Bu pazarlama kanallarının ötesinde, e-posta haber bültenlerinden etkileyicilerle ortaklık kurmaya kadar deneyebileceğiniz daha birçok şey var.

Ancak, henüz çevrimiçi işinizin ilk aşamasındaysanız, yukarıdaki kanalların maliyetlerinizi düşürürken size en büyük faydaları hemen sağlaması muhtemeldir. İşletmeniz büyüdükçe, birden çok platformda daha karmaşık pazarlama stratejileri uygulayabileceksiniz.

Çözüm

Sonuç olarak, bu "envantersiz" iş modellerinin bile güvenilir bir gelir kaynağına dönüşmek için çok fazla zaman ve çaba gerektirdiğini anlamak önemlidir.

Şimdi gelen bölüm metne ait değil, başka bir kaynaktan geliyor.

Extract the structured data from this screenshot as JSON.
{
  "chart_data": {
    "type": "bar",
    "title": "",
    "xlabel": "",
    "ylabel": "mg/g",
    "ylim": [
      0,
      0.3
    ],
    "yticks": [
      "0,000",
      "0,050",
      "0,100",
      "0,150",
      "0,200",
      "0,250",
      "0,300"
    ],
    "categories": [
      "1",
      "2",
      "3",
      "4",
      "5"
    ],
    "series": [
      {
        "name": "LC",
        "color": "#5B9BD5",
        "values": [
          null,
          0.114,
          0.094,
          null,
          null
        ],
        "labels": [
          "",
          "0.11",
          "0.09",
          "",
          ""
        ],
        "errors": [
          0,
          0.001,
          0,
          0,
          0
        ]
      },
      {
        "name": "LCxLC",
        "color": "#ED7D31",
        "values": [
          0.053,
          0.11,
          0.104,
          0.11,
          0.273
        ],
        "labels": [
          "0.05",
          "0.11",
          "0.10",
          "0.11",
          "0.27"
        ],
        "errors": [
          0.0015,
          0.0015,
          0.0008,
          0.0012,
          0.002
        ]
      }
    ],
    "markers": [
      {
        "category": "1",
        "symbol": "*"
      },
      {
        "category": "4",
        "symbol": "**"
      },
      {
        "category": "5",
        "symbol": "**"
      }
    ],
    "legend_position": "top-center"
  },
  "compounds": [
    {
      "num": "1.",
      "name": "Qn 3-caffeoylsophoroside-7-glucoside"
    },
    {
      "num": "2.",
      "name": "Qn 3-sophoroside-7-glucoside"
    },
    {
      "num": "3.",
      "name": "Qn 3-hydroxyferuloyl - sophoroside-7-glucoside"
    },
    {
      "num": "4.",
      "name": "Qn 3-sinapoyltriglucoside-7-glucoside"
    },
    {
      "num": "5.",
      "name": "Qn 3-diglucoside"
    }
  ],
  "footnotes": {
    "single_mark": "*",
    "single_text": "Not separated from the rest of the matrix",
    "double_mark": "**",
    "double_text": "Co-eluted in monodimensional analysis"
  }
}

Dropshipping, talep üzerine baskı ve 3PL tedarikçileri ile çalışmak, minimum risk ve düşük başlangıç ​​maliyetleri ile bir çevrimiçi mağaza açmak için uygun seçeneklerdir. Ancak, taahhütte bulunmadan önce her seçeneğin artılarını, eksilerini ve ayrıntılı baskılarını dikkatlice tartmak isteyeceksiniz.

Kapsamlı bir pazarlama planı, güçlü bir marka bilinci oluşturma ve veriye dayalı bir ürün stratejisiyle, çok az ön yatırımla gelişen bir çevrimiçi mağaza oluşturmak artık çok kolay.